Doon, comme on appelle souvent affectueusement Dehradun, étant la belle vallée qu'elle est, l'a incitée à dessiner les paysages qui l'entourent, les animaux qu'elle a vus sur la route, les divers événements quotidiens qu'elle a observés. Quand elle a déménagé à Noida, cependant, ces paysages ont été remplacés par de grands immeubles et des paysages urbains. Sa première exposition était un mélange de ces deux thèmes, convergeant vers l'abstrait, couplé à sa propre reconstitution des personnes qu'elle voyait autour d'elle dans les journaux, à la télévision, allant des politiciens et joueurs de cricket aux personnes marchant sur la route.

Couvrant toute la toile, elle a tracé des lignes élastiques, qui allaient partout sur la toile. Parfois, ils ressemblaient à un visage, ne représentant aucun thème ou ordre particulier, mais surtout un reflet du chaos. Les couleurs, cependant, sont toujours restées surréalistes, passant d'une palette à l'autre, discordantes et pourtant s'emboîtant parfaitement.
Son prochain spectacle, également son premier spectacle solo, a fait ressortir une série de différences par rapport au précédent. Alors que la peinture remplissait encore complètement la toile, le chaos est devenu plus efficace dans sa communication, les figures et les visages se sont fondus les uns dans les autres.
Cependant, dans sa récente exposition personnelle, l'art d'Amrit est apparu frais, avec une nouvelle perspective et avec ses lignes anciennes mais maintenant perfectionnées. Ses peintures sont sorties plus en couches, chacune avec une clarté thématique visible par le public. Alors que les lignes sont toujours capricieuses – une caractéristique de ses doigts, son point très déterminant – chaque ligne capricieuse a maintenant une extrémité distincte. Il y a une conclusion à la peinture elle-même, mais il n'y a pas de limites à ses interprétations.
Les détails complexes de chaque peinture attirent également votre attention. Échantillon « Goldsmith’s Queens » - la posture des femmes et leurs bijoux font une apparition distincte, capturant votre imagination. Grâce à la représentation des manières des gens dans la peinture, Amrit parvient à faire ressortir même l'ambiance de ce moment dans le temps de manière caractéristique.

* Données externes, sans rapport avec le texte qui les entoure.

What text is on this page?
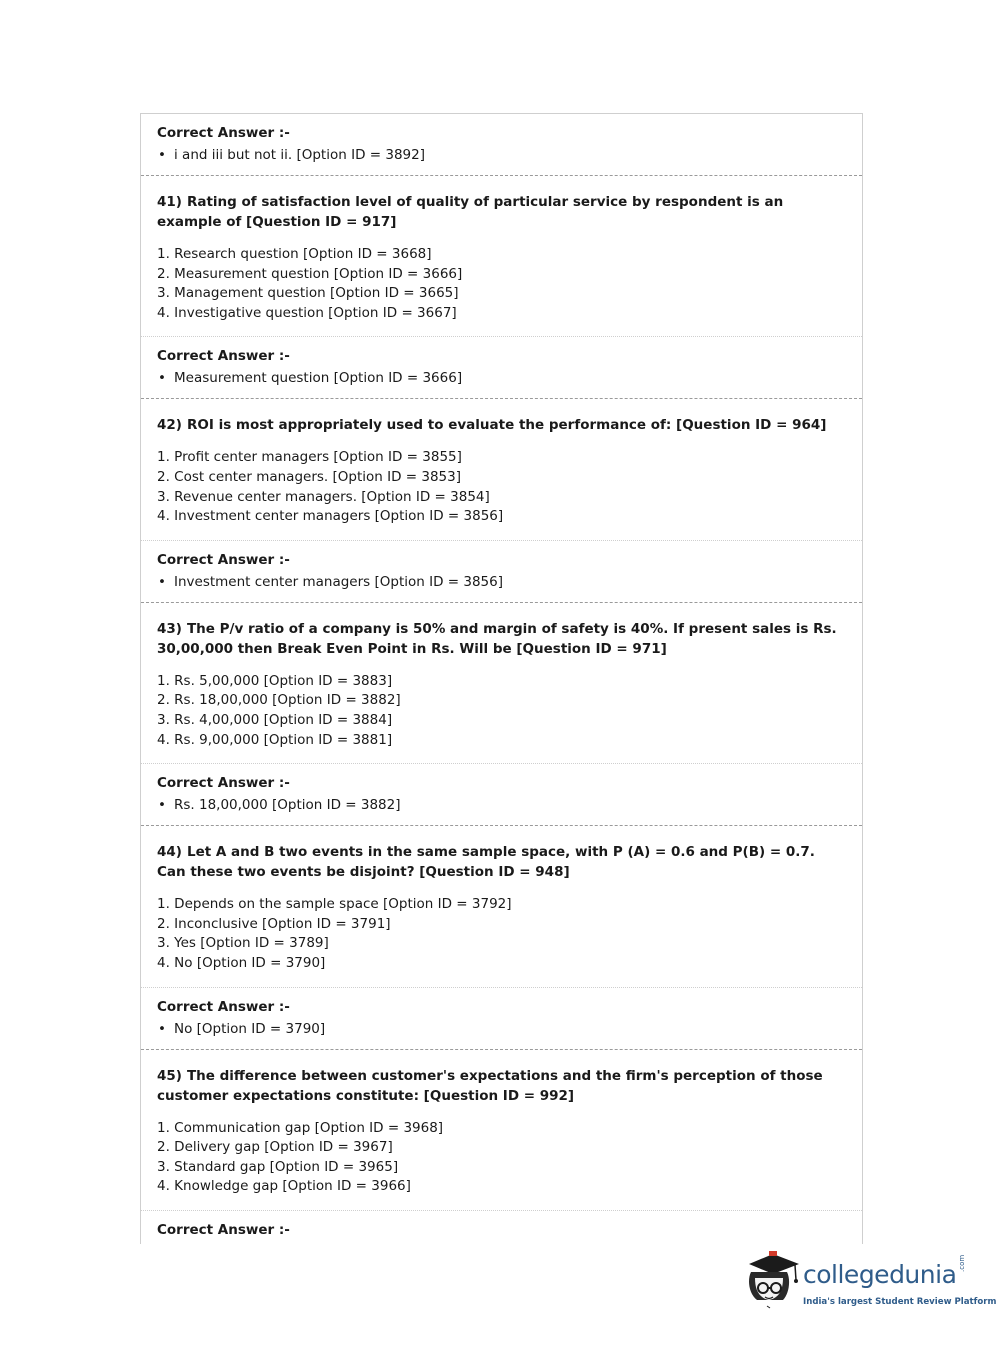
Correct Answer :-
• i and iii but not ii. [Option ID = 3892]
41) Rating of satisfaction level of quality of particular service by respondent is an example of [Question ID = 917]
1. Research question [Option ID = 3668]
2. Measurement question [Option ID = 3666]
3. Management question [Option ID = 3665]
4. Investigative question [Option ID = 3667]
Correct Answer :-
• Measurement question [Option ID = 3666]
42) ROI is most appropriately used to evaluate the performance of: [Question ID = 964]
1. Profit center managers [Option ID = 3855]
2. Cost center managers. [Option ID = 3853]
3. Revenue center managers. [Option ID = 3854]
4. Investment center managers [Option ID = 3856]
Correct Answer :-
• Investment center managers [Option ID = 3856]
43) The P/v ratio of a company is 50% and margin of safety is 40%. If present sales is Rs. 30,00,000 then Break Even Point in Rs. Will be [Question ID = 971]
1. Rs. 5,00,000 [Option ID = 3883]
2. Rs. 18,00,000 [Option ID = 3882]
3. Rs. 4,00,000 [Option ID = 3884]
4. Rs. 9,00,000 [Option ID = 3881]
Correct Answer :-
• Rs. 18,00,000 [Option ID = 3882]
44) Let A and B two events in the same sample space, with P (A) = 0.6 and P(B) = 0.7. Can these two events be disjoint? [Question ID = 948]
1. Depends on the sample space [Option ID = 3792]
2. Inconclusive [Option ID = 3791]
3. Yes [Option ID = 3789]
4. No [Option ID = 3790]
Correct Answer :-
• No [Option ID = 3790]
45) The difference between customer's expectations and the firm's perception of those customer expectations constitute: [Question ID = 992]
1. Communication gap [Option ID = 3968]
2. Delivery gap [Option ID = 3967]
3. Standard gap [Option ID = 3965]
4. Knowledge gap [Option ID = 3966]
Correct Answer :-
collegedunia .com
India's largest Student Review Platform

Son art est important car c'est sa communication avec le monde, sa compréhension de son environnement chaotique et ce qu'elle en fait. Avec peu à dire en personne, Amrit parle à travers ses peintures avec une clarté débridée. Cet aspect ressort aussi mieux à chacune de ses expositions, alors qu'elle-même a pris conscience de l'importance de son travail.
Avec cela, elle a également commencé à mettre ses peintures sur des pots en céramique et en argile.

Il est difficile d'évaluer ce qui se passe dans la tête d'Amrit lorsqu'elle peint, même pour sa mère. Auparavant, son art ne connaissait pas de frontières. Elle avait l'habitude de continuer à dessiner jusqu'à ce qu'elle le veuille, mais maintenant elle comprend mieux quand elle doit s'arrêter, qu'il y a une fin définitive au processus de peinture d'une peinture, dit Aarti Khurana, qui a été le plus important pour amener Amrit voyage artistique vers la vie.
Amrit a également changé la façon dont elle veut présenter ses peintures. Bien qu'elle n'ait jamais voulu avoir des peintures similaires dans un même cadre, cela a lentement changé lorsqu'elle a reconnu l'importance de réunir deux ou trois peintures, sous un thème commun. Bien sûr, le placement est toujours son choix.
C'est sa décision. Nous suggérons quelque chose d'autre qui pourrait nous sembler mieux sur le plan esthétique, mais elle n'entendra rien de tout cela. Elle est très claire avec ce qu'elle veut, dit Aarti avec un sourire.
La clarté n'est peut-être pas visible pour l'étranger, mais Amrit le sait, même si elle ne le dit pas. Le monde n'est peut-être pas en mesure de s'identifier à elle, mais elle a mis en avant sa perception de son milieu, pour que tout le monde la voie, l'observe et, peut-être, la comprenne mieux.